On Saturday, Rajapaksa had announced to step down on Wednesday after thousands of protesters stormed his official residence, blaming him for the unprecedented economic crisis that has brought the country to its knees.
He arrived in the capital of the Maldives, Male, at around 03:00 local time (22:00 GMT), BBC reported.
He was received by a Maldivian government representative at the Velana airport and taken to an undisclosed location under police escort, sources said, quoting Maldivian officials. The Maldives government has not yet officially commented on his presence in the island nation.
Rajapaksa's escape to the Maldives was negotiated by the Maldivian Majlis (Parliament) Speaker and former president Mohamed Nasheed, sources in the Maldives capital Male said.
The Maldivian government's argument is that Rajapaksa is still the President of Sri Lanka, and that he hasn't resigned or handed over his powers to a successor. Therefore, if he wanted to travel to the Maldives, it could not have been denied, sources said.
Communications Director at the Parliament Secretariat, Hassan Ziyau, said Parliament was not aware of the matter.
Thirteen people accompanied Rajapaksa to the Maldives. They arrived in an AN32 aircraft, according to TV news channels.
Reports say that initial requests to land a military aircraft in the Maldives were refused by the Civil Aviation Authority in Maldives, but later landing was authorised on the request of Speaker Nasheed.
President Rajapaksa is likely to leave for Singapore later Wednesday, the Daily Mirror reported, citing sources in Maldives.
He is likely to send his resignation letter only after reaching his final destination on Wednesday evening, Sri Lanka's The Morning news portal reported, citing highly placed government sources.
Meanwhile, the High Commission of India in Sri Lanka categorically denied "baseless and speculative" media reports that it facilitated the escape of Rajapaksa to the Maldives.

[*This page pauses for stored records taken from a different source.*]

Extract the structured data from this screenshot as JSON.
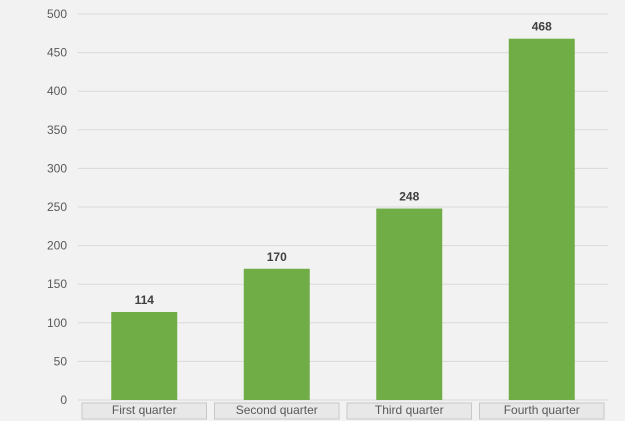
{
  "chart_data": {
    "type": "bar",
    "categories": [
      "First quarter",
      "Second quarter",
      "Third quarter",
      "Fourth quarter"
    ],
    "values": [
      114,
      170,
      248,
      468
    ],
    "ylim": [
      0,
      500
    ],
    "yticks": [
      0,
      50,
      100,
      150,
      200,
      250,
      300,
      350,
      400,
      450,
      500
    ],
    "grid": true,
    "legend": "none",
    "colors": {
      "bar": "#70ad47",
      "grid": "#d9d9d9",
      "background": "#f2f2f2",
      "category_box": "#e8e8e8",
      "category_box_border": "#c8c8c8"
    }
  }
}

"It is reiterated that India will continue to support the people of Sri Lanka as they seek to realize their aspirations for prosperity and progress through democratic means and values, established democratic institutions and constitutional framework,” the India mission tweeted.
As the news of Rajapaksa's departure spread, an enthusiastic crowd gathered in Galle Face Green chanting the popular phrase Aragalayata Jayawewa, or “Victory to the struggle” in Sinhalese and "Go home Gota".
Citing sources, BBC also reported that Rajapaksa's younger brother and former finance minister Basil Rajapaksa has also left the country.
On Monday night, both Rajapaksa and his brother Basil were turned back at the Colombo airport as they attempted to leave the country amid mounting anger against the powerful family for mishandling the island's worst economic crisis.
Sri Lanka's political parties have stepped up efforts to form an all-party government and subsequently elect a new President on July 20 to prevent the bankrupt nation sliding further into anarchy.
Under the Sri Lankan Constitution, if both the president and prime minister resign, the Speaker of parliament will serve as acting president for a maximum of 30 days.
The Parliament will elect a new president within 30 days from one of its members, who will hold the office for the remaining two years of the current term.
Sri Lanka, a country of 22 million people, is under the grip of an unprecedented economic turmoil, the worst in seven decades, leaving millions struggling to buy food, medicine, fuel and other essentials. Prime Minister Wickremesinghe last week said Sri Lanka is now a bankrupt country.